Dr. Mike Griffiths, Chief Executive Officer of AOTI, INC. commented:

"We are delighted to be admitted to trading on AIM, which is in line with the
Board's strategy to further accelerate the Group's commercial roll-out,
enabling us to reach our full potential whilst fulfilling our mission of
helping all people with chronic conditions get back to living their lives to
the fullest. The Board believes that AOTI has all of the building blocks in
place to secure expanded market access and commercialisation of our TWO(2)(®)
Therapy and to continue the staged roll-out of the NEXA NPWT System, the
Company's independently differentiated wound care platforms.

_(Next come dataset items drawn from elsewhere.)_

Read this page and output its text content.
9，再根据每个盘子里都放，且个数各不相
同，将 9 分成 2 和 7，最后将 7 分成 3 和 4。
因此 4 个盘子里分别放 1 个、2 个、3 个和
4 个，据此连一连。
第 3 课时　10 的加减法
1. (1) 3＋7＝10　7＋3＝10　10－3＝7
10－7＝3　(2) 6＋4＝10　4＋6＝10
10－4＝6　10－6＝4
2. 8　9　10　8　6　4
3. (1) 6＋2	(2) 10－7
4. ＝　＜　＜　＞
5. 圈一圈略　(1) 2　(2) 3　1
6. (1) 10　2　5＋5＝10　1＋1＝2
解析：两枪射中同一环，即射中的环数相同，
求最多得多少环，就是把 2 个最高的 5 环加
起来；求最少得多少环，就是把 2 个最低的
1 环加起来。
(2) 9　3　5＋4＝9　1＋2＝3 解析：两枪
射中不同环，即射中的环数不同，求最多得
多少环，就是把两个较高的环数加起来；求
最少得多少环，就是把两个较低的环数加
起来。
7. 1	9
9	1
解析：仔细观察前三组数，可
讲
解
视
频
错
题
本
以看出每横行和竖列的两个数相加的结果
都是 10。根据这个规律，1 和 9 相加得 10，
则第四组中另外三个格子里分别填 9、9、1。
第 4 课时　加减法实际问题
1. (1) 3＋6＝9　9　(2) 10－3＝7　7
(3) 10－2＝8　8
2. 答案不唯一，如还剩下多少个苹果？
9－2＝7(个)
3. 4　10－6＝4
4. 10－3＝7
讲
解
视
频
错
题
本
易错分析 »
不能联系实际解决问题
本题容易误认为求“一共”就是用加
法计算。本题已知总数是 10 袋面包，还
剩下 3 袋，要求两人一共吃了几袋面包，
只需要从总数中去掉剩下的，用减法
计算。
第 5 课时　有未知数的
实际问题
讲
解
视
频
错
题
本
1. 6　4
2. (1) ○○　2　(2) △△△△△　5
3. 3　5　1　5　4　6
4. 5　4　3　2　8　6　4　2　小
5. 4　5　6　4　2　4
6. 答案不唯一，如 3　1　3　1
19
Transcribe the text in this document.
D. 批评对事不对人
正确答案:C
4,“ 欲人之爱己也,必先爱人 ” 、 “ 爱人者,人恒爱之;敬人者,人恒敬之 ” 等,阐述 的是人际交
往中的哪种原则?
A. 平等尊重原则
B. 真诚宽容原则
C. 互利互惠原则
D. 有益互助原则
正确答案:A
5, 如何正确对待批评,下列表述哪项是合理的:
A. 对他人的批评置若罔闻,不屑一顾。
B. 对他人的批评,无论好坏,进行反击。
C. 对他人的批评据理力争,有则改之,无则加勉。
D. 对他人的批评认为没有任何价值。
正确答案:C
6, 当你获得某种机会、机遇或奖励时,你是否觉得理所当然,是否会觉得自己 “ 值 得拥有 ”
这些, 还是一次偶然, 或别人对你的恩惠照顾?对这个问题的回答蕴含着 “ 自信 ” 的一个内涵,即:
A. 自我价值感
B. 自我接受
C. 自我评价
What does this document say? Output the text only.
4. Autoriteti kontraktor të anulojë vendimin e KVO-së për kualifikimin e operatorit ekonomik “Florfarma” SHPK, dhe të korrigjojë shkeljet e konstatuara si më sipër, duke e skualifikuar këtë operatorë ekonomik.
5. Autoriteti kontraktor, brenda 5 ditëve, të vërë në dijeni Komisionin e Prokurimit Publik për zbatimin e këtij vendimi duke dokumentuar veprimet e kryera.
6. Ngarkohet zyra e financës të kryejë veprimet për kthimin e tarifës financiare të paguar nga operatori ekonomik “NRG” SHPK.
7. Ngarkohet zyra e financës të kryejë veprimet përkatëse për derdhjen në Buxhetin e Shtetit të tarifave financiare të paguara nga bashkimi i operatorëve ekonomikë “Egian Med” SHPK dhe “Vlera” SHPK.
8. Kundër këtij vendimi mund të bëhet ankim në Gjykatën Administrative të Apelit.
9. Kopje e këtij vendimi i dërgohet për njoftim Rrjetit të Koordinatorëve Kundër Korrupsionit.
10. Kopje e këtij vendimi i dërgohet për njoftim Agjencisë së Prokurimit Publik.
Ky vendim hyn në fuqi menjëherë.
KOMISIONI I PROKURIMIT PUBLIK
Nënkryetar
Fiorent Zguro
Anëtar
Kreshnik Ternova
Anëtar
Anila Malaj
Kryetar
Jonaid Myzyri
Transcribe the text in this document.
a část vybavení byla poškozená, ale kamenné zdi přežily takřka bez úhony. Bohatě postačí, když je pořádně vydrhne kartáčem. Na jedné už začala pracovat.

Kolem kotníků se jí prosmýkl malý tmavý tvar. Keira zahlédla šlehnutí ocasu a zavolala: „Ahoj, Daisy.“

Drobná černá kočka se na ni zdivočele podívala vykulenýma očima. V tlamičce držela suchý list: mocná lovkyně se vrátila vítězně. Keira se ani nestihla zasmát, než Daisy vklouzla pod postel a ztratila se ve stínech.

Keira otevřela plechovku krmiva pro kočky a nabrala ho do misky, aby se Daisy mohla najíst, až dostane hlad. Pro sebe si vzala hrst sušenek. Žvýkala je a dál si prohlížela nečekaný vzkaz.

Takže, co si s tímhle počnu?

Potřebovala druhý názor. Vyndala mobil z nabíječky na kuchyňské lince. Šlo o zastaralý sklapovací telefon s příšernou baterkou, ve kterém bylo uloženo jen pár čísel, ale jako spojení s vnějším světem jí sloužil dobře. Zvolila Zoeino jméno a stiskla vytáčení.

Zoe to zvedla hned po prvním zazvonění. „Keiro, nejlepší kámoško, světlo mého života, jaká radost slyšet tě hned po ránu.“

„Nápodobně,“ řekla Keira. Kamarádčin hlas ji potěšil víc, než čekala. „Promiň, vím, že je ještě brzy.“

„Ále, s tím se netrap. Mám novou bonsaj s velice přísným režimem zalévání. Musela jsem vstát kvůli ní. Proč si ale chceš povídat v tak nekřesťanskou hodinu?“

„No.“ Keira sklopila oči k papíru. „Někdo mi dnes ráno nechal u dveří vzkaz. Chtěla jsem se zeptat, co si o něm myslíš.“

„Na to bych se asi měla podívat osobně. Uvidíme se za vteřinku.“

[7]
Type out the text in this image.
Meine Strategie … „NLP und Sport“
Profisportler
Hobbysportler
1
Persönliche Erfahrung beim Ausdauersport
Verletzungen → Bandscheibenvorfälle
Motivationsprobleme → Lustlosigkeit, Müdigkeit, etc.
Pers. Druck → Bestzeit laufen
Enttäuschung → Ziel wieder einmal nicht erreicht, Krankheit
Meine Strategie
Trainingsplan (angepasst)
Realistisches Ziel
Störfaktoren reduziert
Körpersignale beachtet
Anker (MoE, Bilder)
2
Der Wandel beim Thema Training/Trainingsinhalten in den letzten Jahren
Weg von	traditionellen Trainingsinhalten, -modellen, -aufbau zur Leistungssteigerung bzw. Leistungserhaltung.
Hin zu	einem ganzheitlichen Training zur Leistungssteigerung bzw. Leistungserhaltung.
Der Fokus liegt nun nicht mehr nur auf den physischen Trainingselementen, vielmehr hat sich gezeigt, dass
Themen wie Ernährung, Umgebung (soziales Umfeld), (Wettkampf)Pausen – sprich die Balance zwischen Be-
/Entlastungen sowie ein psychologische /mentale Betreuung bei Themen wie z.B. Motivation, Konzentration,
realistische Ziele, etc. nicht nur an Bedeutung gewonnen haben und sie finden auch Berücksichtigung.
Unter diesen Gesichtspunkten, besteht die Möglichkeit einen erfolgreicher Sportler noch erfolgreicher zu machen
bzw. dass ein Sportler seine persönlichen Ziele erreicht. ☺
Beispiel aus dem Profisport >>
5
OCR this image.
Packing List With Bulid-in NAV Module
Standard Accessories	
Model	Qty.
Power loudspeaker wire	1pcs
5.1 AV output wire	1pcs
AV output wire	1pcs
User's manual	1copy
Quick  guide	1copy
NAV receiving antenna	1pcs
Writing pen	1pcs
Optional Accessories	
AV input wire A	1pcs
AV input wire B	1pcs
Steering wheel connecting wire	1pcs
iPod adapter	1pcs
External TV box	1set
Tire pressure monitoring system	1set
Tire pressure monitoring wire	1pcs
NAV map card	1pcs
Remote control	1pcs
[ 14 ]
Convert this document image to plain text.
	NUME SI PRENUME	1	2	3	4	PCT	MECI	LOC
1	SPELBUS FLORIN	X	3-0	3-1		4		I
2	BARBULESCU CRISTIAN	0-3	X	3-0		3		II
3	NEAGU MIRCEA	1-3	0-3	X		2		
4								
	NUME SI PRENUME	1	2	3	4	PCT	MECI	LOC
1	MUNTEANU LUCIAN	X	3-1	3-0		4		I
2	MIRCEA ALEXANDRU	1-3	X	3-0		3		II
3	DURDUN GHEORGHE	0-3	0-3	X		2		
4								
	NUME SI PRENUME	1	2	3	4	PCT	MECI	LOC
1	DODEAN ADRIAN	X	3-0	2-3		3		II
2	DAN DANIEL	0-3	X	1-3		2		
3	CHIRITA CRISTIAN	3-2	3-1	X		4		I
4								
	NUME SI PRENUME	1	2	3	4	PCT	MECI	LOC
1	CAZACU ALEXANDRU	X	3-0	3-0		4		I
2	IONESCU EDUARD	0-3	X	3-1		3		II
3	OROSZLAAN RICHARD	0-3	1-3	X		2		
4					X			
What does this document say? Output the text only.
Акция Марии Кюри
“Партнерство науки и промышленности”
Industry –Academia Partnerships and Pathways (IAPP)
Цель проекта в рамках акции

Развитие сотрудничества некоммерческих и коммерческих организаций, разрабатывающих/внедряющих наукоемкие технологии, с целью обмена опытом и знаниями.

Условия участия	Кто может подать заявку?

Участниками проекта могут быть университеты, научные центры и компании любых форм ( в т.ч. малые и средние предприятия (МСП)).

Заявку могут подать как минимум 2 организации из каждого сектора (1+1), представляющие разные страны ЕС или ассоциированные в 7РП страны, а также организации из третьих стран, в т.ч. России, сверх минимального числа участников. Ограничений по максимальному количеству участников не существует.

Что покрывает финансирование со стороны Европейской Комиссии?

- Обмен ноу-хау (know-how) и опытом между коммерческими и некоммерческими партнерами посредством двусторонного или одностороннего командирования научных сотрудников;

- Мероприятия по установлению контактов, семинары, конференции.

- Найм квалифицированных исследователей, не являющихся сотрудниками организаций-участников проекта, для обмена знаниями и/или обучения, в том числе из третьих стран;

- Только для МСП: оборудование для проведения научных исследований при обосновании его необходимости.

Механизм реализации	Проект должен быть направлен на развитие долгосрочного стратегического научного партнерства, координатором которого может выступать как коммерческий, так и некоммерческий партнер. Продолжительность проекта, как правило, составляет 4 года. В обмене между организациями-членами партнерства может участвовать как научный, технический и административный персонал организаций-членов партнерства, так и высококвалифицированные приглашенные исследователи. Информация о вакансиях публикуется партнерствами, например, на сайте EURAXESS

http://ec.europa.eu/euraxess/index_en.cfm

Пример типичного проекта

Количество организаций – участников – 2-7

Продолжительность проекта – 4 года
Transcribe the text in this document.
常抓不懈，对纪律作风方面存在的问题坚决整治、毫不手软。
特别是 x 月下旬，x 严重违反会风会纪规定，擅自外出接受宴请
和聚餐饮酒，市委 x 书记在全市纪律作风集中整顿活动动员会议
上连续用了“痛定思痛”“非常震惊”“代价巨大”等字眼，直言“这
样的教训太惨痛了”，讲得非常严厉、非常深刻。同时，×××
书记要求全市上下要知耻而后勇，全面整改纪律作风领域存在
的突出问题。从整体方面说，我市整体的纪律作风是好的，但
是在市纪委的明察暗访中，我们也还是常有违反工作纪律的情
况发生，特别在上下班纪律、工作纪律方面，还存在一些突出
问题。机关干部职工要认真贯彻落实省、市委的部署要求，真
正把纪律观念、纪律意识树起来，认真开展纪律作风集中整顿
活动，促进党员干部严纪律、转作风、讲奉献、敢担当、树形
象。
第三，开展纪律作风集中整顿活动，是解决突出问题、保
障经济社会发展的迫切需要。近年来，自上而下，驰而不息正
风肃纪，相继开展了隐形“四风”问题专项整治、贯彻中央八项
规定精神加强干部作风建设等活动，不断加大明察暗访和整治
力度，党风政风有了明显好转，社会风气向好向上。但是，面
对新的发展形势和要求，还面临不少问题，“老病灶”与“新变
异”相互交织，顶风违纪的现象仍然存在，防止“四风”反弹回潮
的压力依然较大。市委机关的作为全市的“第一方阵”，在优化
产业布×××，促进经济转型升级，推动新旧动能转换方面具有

On behalf of the
Board, I would like to thank all our new investors who have joined the AOTI
journey today and we look forward to updating them on delivering on our
scale-up strategy, underpinned by a continued trajectory of profitable
growth."

 

For the purposes of the Disclosure Guidance and Transparency Rules, the total
number of ordinary shares with voting rights in the Company with effect from
18 June 2024 will be 106,359,163. This figure may be used by shareholders as
the denominator for the calculations by which they determine if they are
required to notify their interest in, or a change of their interest in, the
Company under the FCA's Disclosure Guidance and Transparency Rules.

 

END

 

For more information, please contact:

 AOTI, INC.

 Dr. Mike Griffiths, Chief Executive Officer   +44 (0)20 3727 1000

 Jayesh Pankhania, Chief Financial Officer     ir@aotinc.net (mailto:ir@aotinc.net)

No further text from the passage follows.